My nginx.config file is unchanged from the default. This is my /etc/nginx/sites-enabled/[site] file:. Remember to replace example.com with your duckdns domain name. Note that on my router, everything forwards to the same port, i.e., 80 --> 80, 443 --> 443. If you want to have SSL on a different port, then forward it as such, and look for the “443” in the sites config file, and change it to match.

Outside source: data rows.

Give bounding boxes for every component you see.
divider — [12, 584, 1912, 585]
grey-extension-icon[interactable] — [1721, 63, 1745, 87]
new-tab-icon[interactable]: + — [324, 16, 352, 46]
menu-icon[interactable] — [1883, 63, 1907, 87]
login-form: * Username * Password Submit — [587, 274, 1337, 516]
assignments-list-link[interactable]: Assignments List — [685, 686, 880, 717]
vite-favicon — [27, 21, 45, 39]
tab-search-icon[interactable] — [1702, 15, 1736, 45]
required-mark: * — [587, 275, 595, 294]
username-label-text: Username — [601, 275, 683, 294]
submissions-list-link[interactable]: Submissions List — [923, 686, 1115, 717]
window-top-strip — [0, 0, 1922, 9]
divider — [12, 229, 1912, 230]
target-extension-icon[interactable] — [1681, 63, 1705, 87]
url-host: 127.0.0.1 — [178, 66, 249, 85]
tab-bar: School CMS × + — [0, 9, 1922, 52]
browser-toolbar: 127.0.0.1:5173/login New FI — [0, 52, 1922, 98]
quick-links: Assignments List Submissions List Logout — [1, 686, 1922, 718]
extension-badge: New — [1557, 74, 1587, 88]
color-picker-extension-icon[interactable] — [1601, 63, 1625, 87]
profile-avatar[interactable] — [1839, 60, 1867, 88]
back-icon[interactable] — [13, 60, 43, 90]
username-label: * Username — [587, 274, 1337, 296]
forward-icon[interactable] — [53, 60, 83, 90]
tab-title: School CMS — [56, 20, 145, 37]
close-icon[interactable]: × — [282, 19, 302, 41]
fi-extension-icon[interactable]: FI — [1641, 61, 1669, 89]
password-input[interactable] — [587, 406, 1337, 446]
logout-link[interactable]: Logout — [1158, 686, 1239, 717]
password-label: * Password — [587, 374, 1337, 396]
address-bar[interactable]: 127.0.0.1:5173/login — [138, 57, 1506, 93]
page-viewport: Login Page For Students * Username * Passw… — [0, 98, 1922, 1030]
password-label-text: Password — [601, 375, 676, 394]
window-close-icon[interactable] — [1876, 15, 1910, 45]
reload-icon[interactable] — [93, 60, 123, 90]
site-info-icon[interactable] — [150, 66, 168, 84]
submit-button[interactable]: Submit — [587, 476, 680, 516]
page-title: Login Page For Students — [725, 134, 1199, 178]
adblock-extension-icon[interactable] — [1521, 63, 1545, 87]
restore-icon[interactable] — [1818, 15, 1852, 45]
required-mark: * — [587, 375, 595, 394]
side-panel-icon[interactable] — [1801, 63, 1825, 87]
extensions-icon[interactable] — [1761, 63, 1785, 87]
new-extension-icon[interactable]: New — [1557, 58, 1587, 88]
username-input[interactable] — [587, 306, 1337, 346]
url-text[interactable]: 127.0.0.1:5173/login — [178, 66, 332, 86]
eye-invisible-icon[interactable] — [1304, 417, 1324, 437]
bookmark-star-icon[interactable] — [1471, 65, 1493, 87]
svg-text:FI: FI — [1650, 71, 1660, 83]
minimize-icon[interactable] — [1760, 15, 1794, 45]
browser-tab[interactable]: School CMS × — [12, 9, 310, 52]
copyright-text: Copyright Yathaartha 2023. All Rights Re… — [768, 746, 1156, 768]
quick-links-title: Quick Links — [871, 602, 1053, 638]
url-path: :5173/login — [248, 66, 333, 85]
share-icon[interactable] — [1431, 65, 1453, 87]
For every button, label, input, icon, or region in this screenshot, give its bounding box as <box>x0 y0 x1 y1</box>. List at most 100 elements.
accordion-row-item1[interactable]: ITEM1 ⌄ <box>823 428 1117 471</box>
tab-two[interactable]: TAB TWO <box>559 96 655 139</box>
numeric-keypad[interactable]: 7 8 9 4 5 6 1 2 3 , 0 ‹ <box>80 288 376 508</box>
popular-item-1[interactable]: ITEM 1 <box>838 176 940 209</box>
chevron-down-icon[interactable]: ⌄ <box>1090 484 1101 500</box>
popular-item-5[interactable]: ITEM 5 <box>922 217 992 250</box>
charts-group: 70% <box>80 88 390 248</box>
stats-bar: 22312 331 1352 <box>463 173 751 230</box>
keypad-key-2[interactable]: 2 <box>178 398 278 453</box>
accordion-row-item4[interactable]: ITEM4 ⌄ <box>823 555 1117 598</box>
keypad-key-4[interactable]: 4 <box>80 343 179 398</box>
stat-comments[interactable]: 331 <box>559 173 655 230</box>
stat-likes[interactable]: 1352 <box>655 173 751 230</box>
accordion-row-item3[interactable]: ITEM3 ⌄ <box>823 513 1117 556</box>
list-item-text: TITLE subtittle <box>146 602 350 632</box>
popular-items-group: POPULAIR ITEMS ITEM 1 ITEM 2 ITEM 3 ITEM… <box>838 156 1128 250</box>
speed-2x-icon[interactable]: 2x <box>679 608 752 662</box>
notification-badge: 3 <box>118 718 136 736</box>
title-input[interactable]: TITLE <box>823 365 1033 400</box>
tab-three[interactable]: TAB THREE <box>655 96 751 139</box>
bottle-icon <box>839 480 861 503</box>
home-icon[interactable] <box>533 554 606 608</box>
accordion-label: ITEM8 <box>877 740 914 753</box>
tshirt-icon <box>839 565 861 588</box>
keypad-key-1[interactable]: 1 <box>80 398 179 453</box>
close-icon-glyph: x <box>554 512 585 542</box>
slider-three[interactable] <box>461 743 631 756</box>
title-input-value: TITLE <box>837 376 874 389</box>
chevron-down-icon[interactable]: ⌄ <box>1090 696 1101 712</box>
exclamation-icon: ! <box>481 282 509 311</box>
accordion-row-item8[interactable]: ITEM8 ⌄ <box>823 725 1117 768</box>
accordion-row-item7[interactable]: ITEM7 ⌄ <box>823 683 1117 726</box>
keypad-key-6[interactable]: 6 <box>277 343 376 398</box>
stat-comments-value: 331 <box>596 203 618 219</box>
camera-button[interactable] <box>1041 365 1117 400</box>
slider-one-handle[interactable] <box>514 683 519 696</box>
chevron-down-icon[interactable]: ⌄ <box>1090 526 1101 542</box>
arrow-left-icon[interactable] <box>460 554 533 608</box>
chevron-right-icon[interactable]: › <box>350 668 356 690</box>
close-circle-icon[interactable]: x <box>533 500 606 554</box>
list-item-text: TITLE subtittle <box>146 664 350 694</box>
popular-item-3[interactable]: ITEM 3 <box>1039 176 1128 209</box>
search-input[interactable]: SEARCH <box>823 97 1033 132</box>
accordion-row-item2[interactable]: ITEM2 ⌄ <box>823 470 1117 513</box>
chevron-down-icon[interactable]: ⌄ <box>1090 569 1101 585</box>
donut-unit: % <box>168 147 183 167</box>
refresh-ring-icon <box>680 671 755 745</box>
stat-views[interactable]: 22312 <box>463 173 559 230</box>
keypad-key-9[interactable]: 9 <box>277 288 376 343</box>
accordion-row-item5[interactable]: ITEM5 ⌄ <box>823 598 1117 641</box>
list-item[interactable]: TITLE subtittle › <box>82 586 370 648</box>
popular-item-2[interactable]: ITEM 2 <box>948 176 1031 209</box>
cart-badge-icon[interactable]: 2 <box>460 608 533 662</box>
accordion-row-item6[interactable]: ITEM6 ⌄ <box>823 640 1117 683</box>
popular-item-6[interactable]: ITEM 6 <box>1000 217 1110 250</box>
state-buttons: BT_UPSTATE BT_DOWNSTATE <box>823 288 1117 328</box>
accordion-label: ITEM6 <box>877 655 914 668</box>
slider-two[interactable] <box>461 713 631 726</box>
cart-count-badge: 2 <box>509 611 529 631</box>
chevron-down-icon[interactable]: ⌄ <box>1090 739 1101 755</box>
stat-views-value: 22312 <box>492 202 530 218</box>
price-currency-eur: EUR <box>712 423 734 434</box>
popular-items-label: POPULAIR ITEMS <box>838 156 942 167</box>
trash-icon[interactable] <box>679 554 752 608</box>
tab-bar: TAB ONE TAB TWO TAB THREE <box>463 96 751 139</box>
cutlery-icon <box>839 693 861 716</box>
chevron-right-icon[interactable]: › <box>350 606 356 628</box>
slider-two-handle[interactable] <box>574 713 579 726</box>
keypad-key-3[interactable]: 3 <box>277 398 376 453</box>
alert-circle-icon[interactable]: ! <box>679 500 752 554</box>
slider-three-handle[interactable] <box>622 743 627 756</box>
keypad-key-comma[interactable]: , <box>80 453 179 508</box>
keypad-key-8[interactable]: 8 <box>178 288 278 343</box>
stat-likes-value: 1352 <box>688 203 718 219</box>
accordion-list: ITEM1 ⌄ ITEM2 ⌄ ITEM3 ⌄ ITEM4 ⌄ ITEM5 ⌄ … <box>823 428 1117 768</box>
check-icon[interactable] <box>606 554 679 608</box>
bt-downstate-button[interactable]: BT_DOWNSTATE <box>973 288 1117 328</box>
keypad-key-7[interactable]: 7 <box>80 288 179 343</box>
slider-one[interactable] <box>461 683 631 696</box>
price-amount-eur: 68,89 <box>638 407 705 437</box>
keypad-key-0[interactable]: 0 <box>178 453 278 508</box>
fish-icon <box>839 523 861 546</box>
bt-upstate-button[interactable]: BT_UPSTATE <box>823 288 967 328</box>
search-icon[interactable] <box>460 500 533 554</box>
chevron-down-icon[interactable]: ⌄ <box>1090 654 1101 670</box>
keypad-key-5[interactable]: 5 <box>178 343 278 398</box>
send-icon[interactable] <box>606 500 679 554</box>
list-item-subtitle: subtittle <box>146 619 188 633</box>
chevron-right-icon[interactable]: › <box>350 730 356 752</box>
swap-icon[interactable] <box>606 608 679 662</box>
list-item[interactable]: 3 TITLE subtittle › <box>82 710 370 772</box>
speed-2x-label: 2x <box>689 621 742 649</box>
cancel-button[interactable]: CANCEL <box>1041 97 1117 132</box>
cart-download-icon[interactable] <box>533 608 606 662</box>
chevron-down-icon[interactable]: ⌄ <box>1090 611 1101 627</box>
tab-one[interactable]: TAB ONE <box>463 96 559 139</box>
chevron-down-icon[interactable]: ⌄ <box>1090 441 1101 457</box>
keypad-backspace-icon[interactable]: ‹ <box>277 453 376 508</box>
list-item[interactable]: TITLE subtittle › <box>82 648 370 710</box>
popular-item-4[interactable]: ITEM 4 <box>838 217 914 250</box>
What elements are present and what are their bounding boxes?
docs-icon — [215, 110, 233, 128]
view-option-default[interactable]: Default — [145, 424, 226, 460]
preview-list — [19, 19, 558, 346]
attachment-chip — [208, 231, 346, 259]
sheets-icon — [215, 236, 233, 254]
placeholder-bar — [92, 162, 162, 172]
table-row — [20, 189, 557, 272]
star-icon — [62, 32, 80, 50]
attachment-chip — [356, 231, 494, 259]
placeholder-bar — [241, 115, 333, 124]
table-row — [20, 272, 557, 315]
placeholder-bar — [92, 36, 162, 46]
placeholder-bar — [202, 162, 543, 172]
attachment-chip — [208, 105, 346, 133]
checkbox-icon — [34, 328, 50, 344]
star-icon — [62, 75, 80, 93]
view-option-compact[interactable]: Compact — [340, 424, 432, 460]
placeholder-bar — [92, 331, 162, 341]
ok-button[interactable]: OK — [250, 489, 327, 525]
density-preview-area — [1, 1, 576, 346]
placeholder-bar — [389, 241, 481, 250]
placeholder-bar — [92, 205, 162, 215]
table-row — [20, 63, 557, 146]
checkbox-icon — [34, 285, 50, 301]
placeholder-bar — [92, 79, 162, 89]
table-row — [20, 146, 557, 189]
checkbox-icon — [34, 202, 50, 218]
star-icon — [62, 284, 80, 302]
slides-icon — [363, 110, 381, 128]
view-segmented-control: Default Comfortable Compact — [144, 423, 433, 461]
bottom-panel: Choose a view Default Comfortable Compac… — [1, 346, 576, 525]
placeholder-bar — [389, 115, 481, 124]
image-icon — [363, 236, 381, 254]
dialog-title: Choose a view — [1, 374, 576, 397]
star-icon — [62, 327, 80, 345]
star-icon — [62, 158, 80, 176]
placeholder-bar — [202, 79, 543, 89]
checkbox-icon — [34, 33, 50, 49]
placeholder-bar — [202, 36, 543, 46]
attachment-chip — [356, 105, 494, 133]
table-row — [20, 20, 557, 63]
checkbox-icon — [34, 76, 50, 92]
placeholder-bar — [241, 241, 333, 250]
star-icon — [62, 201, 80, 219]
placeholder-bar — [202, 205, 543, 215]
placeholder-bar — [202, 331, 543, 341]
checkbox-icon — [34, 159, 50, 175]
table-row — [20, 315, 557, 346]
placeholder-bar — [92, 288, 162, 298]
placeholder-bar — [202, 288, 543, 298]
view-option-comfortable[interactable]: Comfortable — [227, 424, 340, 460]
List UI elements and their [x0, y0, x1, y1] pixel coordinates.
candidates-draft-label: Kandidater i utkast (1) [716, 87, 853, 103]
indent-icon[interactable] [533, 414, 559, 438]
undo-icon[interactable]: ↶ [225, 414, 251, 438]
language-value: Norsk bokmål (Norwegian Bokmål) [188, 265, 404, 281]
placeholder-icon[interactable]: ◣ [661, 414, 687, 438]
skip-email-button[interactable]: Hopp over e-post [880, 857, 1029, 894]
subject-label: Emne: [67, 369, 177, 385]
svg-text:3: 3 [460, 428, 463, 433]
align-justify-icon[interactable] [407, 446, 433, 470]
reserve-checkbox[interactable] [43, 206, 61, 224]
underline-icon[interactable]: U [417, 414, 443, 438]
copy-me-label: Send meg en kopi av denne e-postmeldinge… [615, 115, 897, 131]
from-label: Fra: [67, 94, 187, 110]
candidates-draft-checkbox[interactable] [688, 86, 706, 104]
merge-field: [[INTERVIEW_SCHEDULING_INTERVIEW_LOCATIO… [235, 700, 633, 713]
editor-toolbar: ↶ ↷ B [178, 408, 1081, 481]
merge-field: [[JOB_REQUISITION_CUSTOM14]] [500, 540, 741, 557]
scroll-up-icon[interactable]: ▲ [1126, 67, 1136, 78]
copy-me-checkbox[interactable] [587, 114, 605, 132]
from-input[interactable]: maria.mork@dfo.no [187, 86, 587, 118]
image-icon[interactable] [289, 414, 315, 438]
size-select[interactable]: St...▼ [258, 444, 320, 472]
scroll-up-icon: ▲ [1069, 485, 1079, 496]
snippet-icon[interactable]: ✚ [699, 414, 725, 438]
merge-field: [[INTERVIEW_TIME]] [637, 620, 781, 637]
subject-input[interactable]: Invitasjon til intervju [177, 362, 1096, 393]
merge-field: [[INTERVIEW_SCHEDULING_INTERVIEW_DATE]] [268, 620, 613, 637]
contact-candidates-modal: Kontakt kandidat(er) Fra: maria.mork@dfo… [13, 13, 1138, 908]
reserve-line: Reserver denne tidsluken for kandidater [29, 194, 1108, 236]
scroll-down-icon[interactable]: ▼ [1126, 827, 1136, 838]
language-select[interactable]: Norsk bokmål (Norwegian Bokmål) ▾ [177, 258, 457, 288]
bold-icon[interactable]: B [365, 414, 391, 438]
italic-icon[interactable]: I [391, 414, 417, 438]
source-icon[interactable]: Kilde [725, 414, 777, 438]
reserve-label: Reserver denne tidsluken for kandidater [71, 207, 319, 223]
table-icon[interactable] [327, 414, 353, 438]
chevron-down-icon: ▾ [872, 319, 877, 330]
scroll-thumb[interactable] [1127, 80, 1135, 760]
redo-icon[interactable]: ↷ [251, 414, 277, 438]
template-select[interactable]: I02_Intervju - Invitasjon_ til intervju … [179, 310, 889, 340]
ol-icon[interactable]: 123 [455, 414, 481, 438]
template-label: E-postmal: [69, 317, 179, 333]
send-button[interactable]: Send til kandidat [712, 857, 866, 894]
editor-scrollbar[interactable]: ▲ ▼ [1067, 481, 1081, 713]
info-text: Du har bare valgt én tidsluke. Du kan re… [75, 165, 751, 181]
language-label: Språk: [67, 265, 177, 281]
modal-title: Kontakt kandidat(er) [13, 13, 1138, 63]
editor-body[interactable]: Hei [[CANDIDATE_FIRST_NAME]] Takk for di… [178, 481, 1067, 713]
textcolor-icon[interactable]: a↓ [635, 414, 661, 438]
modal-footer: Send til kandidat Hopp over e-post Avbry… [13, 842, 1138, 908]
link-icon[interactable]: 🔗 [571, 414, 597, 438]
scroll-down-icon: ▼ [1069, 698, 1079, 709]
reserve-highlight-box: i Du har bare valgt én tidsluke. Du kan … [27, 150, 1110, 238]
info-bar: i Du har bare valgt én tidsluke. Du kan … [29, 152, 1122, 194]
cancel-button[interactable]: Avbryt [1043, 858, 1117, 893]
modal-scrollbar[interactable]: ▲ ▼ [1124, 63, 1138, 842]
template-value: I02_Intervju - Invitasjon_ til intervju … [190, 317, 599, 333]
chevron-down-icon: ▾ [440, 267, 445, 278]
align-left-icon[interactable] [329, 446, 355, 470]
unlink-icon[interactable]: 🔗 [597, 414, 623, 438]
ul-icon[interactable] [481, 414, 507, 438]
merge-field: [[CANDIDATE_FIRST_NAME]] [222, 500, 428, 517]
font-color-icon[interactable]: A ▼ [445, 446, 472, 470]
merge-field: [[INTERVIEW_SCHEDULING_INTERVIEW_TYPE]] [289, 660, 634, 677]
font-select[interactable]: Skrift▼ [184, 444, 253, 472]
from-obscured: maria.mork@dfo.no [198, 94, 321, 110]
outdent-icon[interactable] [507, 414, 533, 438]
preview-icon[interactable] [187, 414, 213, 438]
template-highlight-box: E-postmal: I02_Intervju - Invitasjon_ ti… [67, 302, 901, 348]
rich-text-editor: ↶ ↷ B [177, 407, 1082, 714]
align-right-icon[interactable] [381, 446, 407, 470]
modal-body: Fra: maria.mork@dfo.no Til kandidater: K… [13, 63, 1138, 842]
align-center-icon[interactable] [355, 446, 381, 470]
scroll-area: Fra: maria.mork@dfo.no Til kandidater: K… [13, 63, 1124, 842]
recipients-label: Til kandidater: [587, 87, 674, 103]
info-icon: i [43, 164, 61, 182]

map $http_upgrade $connection_upgrade {
    default upgrade;
    ''      close;
}

## I don't actually do anything on port 80.
## This section can probably be removed.
server {
    # Update this line to be your domain
    server_name _;

    # These shouldn't need to be changed
    # listen [::]:80 ipv6only=off;
    listen *:80;
    return 301 https://example.com$request_uri;
}

server {
    # Update this line to be your domain
    server_name www.example.com;

    # Ensure these lines point to your SSL certificate and key
    ssl_certificate /etc/letsencrypt/live/www.example.com/fullchain.pem;
    ssl_certificate_key /etc/letsencrypt/live/www.example.com/privkey.pem;
    # Use these lines instead if you created a self-signed certificate
    # ssl_certificate /etc/nginx/ssl/cert.pem;
    # ssl_certificate_key /etc/nginx/ssl/key.pem;

    # Ensure this line points to your dhparams file
    ssl_dhparam /etc/nginx/ssl/dhparams.pem;

    # These shouldn't need to be changed
    # listen [::]:443 default_server ipv6only=off; # if your nginx version is >= 1.9.5 you can also add the "http2" flag here
    listen *:443 default_server; # if your nginx version is >= 1.9.5 you can also add the "http2" flag here
    add_header Strict-Transport-Security "max-age=31536000; includeSubdomains";
    ssl on;
    ssl_protocols TLSv1 TLSv1.1 TLSv1.2;
    ssl_ciphers "[not sure if this was sensitive, but I removed it]";
    ssl_prefer_server_ciphers on;
    ssl_session_cache shared:SSL:10m;

    proxy_buffering off;

    location / {
        proxy_pass http://localhost:8123;
        proxy_set_header Host $host;
        proxy_redirect http:// https://;
        proxy_http_version 1.1;
        proxy_set_header Upgrade $http_upgrade;
        proxy_set_header Connection $connection_upgrade;
        proxy_set_header X-Real-IP $remote_addr;
        proxy_set_header X-Forwarded-For $proxy_add_x_forwarded_for;
    }
}
[email protected] $ dir /etc/nginx/sites-available/
total 8.0K
-rw-r--r-- 1 root root 2.1K Feb 11  2017 default
-rw-r--r-- 1 root root 3.5K Oct 23 16:49 example.com
[email protected] $ dir /etc/nginx/sites-enabled/
total 0
lrwxrwxrwx 1 root root 33 Jun  3  2018 example.com -> ../sites-available/example.com
[email protected] $
``
1 Like

Thank You Steve. And sorry for most probably a silly question but I am a newbie in HA (and I use Win explorer for Hassio folders instead of the terminal): as I can not find on my Hassio anywhere ‘etc’ folder, should I create this files?
Previously for configuring nginx I’ve used its subwebpage on Hassio

I’m not sure…I don’t use hassio, and nginx is installed standalone, not as a hassio addon.

1 Like

Qbaf,
This is what works for me.
Funnily enough, Steve was a MAJOR contributor to the overall solution in the insights he gave me. :crazy_face:

Unfortunatelly, failed @ #15 :frowning:
Both - from inside and outside

Your etc folder should be off the root of the file system, as in /etc. Can you SSH into your Home Assistant machine? see if you can run this command:

find / -iname nginx.conf 2> /dev/null

That’ll search your machine’s filesystem from the root looking for a file named nginx.conf and discard any errors. Then you’ll see where you should look for your sites-enabled folder.

I did quick lesson on SSH, installed PuTTY. Unfortunatelly when opening HA machine i receive Network error: Connection refused
Is it good omen? Does we guess where the enemy could be?

I think it’s different if you’re using hassio. Do you have this addon installed?

OK, mystery solved. I am behind two routers. So in this case is needed to port forward both routers (outer router ports to inner router, inner router ports to Hassio) or DMZ the outer one.

Thank You all for assistance anyway.